On 3/19/26 08:16, andy pugh wrote:
On Thu, 19 Mar 2026 at 12:07, Bertho Stultiens <[email protected]> wrote:

FWIW, you do not need a PhD to see the problems in the LinuxCNC code
base. Just the common sense of a reasonably versed programmer will
detect over 90% of the problems at first or second glance.
Part of our problem is that many of our developers are not
programmers. They tend to be machinists, either hobby or professional.
I'm not sure where you would catalogue me, i'm a hobbiest
for sure but my programming goes back to the later 70's &
an RCA 1802 Micro. I'm a guy with an 8th grade education, a GED
and a CET, now 91 and a long term diabetic.  Tested at 147 in
the 7nth grade by the Iowa test, my list of BTDT's starts at
12 yo. SS has been bleeding my paychecks since until I retired
24 years ago.
This includes me. I learned to program in C _specifically_ to add some
missing features to the Hostmot2 drivers, because I wanted to drive
some 3-phase servos that I had acquired.

And my PhD in metallurgy is no help at all in spotting coding errors :-)
But you know EXACTLY why trying to sharpen an HSS tool with
a diamond abrasive is a lost cause, destroying the diamond.
 And EXACTLY why a CBN wheel Just Works.

TL;DR:  When the machinist we hired to make the camera cases
that were protecting the cameras we put on the Trieste in January
1959, each case started with about 1.5 tonnes of navy bronze we
had to use a fork lift to mount in a huge LeBlonde lathe.  Our
cameras were 2.5" in diameter but the external pressure they had
to withstand at the bottom of the mohole was about 18,000 psi.

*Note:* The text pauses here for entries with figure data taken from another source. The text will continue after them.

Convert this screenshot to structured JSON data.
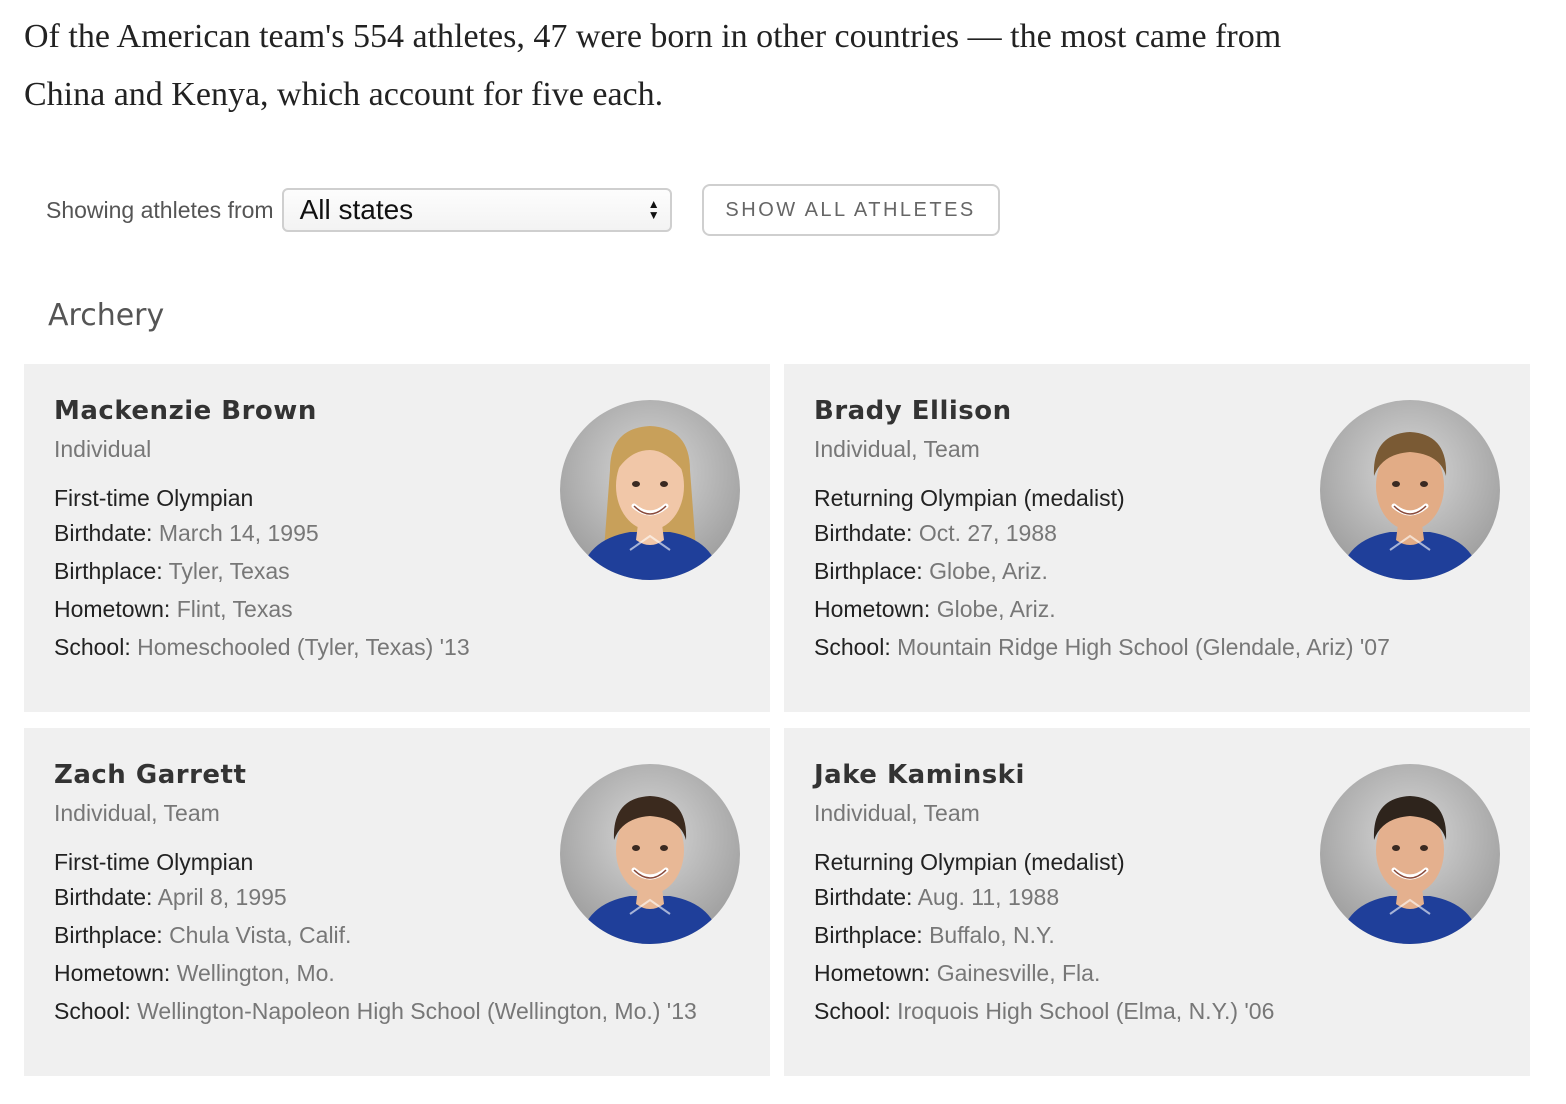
{
  "intro": "Of the American team's 554 athletes, 47 were born in other countries — the most came from China and Kenya, which account for five each.",
  "filter": {
    "label": "Showing athletes from",
    "selected": "All states",
    "show_all_label": "SHOW ALL ATHLETES"
  },
  "section": {
    "title": "Archery"
  },
  "labels": {
    "birthdate": "Birthdate:",
    "birthplace": "Birthplace:",
    "hometown": "Hometown:",
    "school": "School:"
  },
  "athletes": [
    {
      "name": "Mackenzie Brown",
      "events": "Individual",
      "status": "First-time Olympian",
      "birthdate": "March 14, 1995",
      "birthplace": "Tyler, Texas",
      "hometown": "Flint, Texas",
      "school": "Homeschooled (Tyler, Texas) '13",
      "hair": "#c8a05a",
      "skin": "#f1c7a8"
    },
    {
      "name": "Brady Ellison",
      "events": "Individual, Team",
      "status": "Returning Olympian (medalist)",
      "birthdate": "Oct. 27, 1988",
      "birthplace": "Globe, Ariz.",
      "hometown": "Globe, Ariz.",
      "school": "Mountain Ridge High School (Glendale, Ariz) '07",
      "hair": "#7a5a34",
      "skin": "#e2ac86"
    },
    {
      "name": "Zach Garrett",
      "events": "Individual, Team",
      "status": "First-time Olympian",
      "birthdate": "April 8, 1995",
      "birthplace": "Chula Vista, Calif.",
      "hometown": "Wellington, Mo.",
      "school": "Wellington-Napoleon High School (Wellington, Mo.) '13",
      "hair": "#3b2a1e",
      "skin": "#e8b896"
    },
    {
      "name": "Jake Kaminski",
      "events": "Individual, Team",
      "status": "Returning Olympian (medalist)",
      "birthdate": "Aug. 11, 1988",
      "birthplace": "Buffalo, N.Y.",
      "hometown": "Gainesville, Fla.",
      "school": "Iroquois High School (Elma, N.Y.) '06",
      "hair": "#2e241c",
      "skin": "#e4b08e"
    }
  ],
  "colors": {
    "card_bg": "#f0f0f0",
    "jersey": "#1f3f9a",
    "photo_bg": "#9a9a9a"
  }
}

CBN hadn't been invented in '58.  This machinist knew that but
he also knew the cure.  When it came time to shape the HSS tools,
he went to his tool cabinet & pulled out part of a record player
turntable he had modified with a brass table about 1/4" thick & 5"
in diameter, And a tool holder jig he had made by drilling holes
thru it at several angles he probably took to his grave. He got out
a nail polish sized bottle of about 2500 grit diamond dust in oil and
painted the disk.

He mounted the HSS tool in that jig, turned the motor on and
using the holes in the jig to hold the angles by dropping the
jig over an extended center post thru each hole in turn.  I
learned a lot by watching him make that tool cut that naval
bronze like it was warm butter.

Needless to say they worked, the pics they took were used
in the encyclopedias of the '60's.  My claim to fame is that
my fingerprints were in those cameras that made that trip
to the bottom of the mohole, a speechless bit player in that
project.  I was just bench teching for a 4 pack of engineers
building a camera that could be cable towed thru a sewer
system to spot leaks when the top brass of the navy walked
in and bought the first two cameras we built, the  smallest
tv cameras in the world at the time.  Now your I-phone has
better ones. . .

I have in my retirement years, spent a lot of time searching
fleapay for a similar tool I could use like that, but have never
seen anything like it. Now we have carbide tools for that, but
they are not as sharp w/o tuning them up on a diamond disk. I
should have made one 20 years ago but the knowledge of
the angles involved was never shared.  He was the Leonardo
De Vince (sp?) of machinists of his time AFAIWC.

Thanks for reading one of my trips down Memory Lane.

Cheers, Gene Heskett, CET.
--
"There are four boxes to be used in defense of liberty:
 soap, ballot, jury, and ammo. Please use in that order."
-Ed Howdershelt (Author, 1940)
If we desire respect for the law, we must first make the law respectable.
 - Louis D. Brandeis
Don't poison our oceans, interdict drugs at the src.